October 2, 2013, [MD]
I've been working a lot with questionnaire data in R lately. Some are large MOOC-questionnaires with up to 20,000 respondents, others are in-class surveys with 30-250 respondents, where we have to type or scan in the response sheets. However, once it comes to data cleanup and analysis, there is not much difference between 30 and 20,000 respondents. Here's an example of a section of a recent survey we distributed to around 600 undergraduates in history and religion:
Before beginning to do any kind of statistical tests or modeling, I like to generate graphs of the different questions, both univariate, and split across other variables. Most of the questions are typically likert-type questions, where you have a number of options from "Very unlikely" to "Very likely", or "Not at all" to "To a large extent" -- these are all converted into ordered factors. The questions in the dataframe will then end up like this:
> db[1:5,9:14]
X7 X8 X9 X10 X11 X12
1 To some extent Not at all <NA> Not at all <NA> Not at all
2 To a moderate extent To a small extent <NA> To a small extent Not at all Not at all
3 To some extent To a small extent <NA> To a small extent Not at all Not at all
4 To a moderate extent To a moderate extent <NA> Not at all Not at all Not at all
5 To a small extent To a moderate extent <NA> Not at all Not at all Not at all
There are many ways of plotting this data, and one of the simplest one would probably be a stacked barchart (taken from statistical-research.com):
However, a much more intuitive way of presenting the data is a diverging stacked bar chart, where you center around the neutral value (or remove the neutral altogether), with the less-than-neutral values plotted to the left, and the more-than-neutral to the right. At a glance, you can easily compare different questions, or the same question split over another variable.

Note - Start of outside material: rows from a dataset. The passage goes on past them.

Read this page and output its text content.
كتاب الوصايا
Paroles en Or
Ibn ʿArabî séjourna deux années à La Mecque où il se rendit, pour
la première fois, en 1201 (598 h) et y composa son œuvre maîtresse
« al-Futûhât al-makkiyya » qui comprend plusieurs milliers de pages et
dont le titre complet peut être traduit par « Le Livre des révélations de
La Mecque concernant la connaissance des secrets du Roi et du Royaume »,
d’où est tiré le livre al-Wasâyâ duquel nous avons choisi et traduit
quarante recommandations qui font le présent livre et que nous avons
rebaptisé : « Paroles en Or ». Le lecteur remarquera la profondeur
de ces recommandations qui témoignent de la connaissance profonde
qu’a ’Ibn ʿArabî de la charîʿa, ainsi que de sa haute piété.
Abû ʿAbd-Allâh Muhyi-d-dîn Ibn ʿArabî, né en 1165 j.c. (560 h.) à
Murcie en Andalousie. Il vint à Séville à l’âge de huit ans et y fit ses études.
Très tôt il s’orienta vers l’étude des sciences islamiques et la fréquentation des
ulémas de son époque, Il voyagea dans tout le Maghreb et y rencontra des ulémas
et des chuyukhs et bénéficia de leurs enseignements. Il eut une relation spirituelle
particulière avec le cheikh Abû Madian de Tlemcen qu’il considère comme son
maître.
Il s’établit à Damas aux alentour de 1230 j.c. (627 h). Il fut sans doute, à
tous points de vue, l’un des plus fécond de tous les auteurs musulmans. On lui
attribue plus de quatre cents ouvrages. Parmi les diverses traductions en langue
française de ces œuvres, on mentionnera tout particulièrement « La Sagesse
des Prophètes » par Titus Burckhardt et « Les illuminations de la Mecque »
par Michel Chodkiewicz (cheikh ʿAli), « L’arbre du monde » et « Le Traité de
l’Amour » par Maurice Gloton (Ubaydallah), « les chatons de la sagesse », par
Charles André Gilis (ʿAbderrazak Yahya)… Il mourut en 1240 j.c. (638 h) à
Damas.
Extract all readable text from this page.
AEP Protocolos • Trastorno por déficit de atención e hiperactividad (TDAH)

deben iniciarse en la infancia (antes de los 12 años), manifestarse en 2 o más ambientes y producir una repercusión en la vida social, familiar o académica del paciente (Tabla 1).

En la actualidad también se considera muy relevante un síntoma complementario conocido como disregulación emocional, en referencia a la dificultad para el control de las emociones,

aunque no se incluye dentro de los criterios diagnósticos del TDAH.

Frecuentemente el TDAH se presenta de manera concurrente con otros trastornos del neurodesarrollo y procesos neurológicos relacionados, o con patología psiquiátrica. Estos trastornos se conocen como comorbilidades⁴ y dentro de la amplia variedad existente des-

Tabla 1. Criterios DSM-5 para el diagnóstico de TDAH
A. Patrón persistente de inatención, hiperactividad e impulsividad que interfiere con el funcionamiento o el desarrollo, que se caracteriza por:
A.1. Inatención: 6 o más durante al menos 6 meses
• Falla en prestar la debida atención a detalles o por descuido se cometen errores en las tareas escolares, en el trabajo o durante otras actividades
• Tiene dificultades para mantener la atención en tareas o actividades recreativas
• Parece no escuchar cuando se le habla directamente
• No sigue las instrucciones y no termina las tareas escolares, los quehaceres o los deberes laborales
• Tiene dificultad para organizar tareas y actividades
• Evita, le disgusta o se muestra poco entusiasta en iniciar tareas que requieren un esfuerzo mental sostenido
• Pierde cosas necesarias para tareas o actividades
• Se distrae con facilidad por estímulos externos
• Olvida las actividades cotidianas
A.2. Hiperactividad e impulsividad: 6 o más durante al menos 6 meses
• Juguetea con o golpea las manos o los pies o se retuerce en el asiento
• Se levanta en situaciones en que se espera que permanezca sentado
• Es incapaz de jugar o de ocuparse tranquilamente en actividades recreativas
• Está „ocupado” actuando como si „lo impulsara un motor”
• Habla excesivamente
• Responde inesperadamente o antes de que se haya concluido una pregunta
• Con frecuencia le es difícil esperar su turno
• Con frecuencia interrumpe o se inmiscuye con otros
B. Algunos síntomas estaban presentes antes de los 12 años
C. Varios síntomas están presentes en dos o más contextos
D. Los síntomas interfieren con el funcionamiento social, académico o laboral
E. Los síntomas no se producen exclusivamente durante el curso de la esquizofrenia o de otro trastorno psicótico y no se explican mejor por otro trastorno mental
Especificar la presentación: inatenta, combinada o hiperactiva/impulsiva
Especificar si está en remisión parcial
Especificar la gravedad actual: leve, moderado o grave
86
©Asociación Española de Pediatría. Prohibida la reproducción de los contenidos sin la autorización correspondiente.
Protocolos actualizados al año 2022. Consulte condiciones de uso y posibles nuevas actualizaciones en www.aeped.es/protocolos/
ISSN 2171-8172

Initially, I used the likert function in the HH package, which worked, but was not ideal. It was based on Trellis-graphics, instead of GGPlot2, which provides less flexibility in manipulating the graphs afterwards. It also wanted a frequency table, which meant I had to write some functions to transform my data -- not too difficult, but adding in complexity and potential for error (the functions I wrote).
So I was very happy to come across Jason Bryer's likert-package, which works directly on the kind of format I showed above, and outputs beautiful graphs. Here's a truncated example from the documentation, splitting two of the test items on a demographic variable:
require(likert)
data(pisaitems)
##### Item 24: Reading Attitudes
items24 <- pisaitems[,substr(names(pisaitems), 1,5) == 'ST24Q']
items24 <- rename(items24, c(
ST24Q01="I read only if I have to.",
ST24Q02="Reading is one of my favorite hobbies.",
ST24Q03="I like talking about books with other people.",
ST24Q04="I find it hard to finish books.",
ST24Q05="I feel happy if I receive a book as a present.",
ST24Q06="For me, reading is a waste of time.",
ST24Q07="I enjoy going to a bookstore or a library.",
ST24Q08="I read only to get information that I need.",
ST24Q09="I cannot sit still and read for more than a few minutes.",
ST24Q10="I like to express my opinions about books I have read.",
ST24Q11="I like to exchange books with my friends."))
l24g <- likert(items24[,1:2], grouping=pisaitems$CNT)
plot(l24g)
This was very close to what I wanted, but something about the code above struck me as messy. Usually when I'm working on data analysis, I will create a separate script to load in, clean up and prepare the data for analysis. During this work, I take care to not modify the source files at all, and that the processing pipeline can be re-run over the raw input data again generating exactly the same output.
For example, in the above example, I had actually received Excel-files from a number of students who helped me with data entry. Instead of copying and pasting this data into one large Excel-spreadsheet, I read them all into R, combined them and cleaned up ideosyncrasies, preserving the original Excel-files:
ana <- read.xlsx(file="ana.xlsx", 1, stringsAsFactors=FALSE)
chad <- read.xlsx(file="chad.xlsx", 1, stringsAsFactors=FALSE)
dd <- read.xlsx(file="dd.xlsx", 1, stringsAsFactors=FALSE)
db <- rbind(ana, chad, dd)
During this cleanup process, I must refer back to the actual questionnaire and make sure that factors make sense, etc. Once I am done, I save to an RData file, start a new script, load the RData file, and begin the process of exploratory analysis and graphing.
When I'm in the mode of exploring the data, I want my data object to contain all the data that I am working with. To me, both how the questions are grouped, and full question titles, are part of the data. So when we're subsetting the data in the example above...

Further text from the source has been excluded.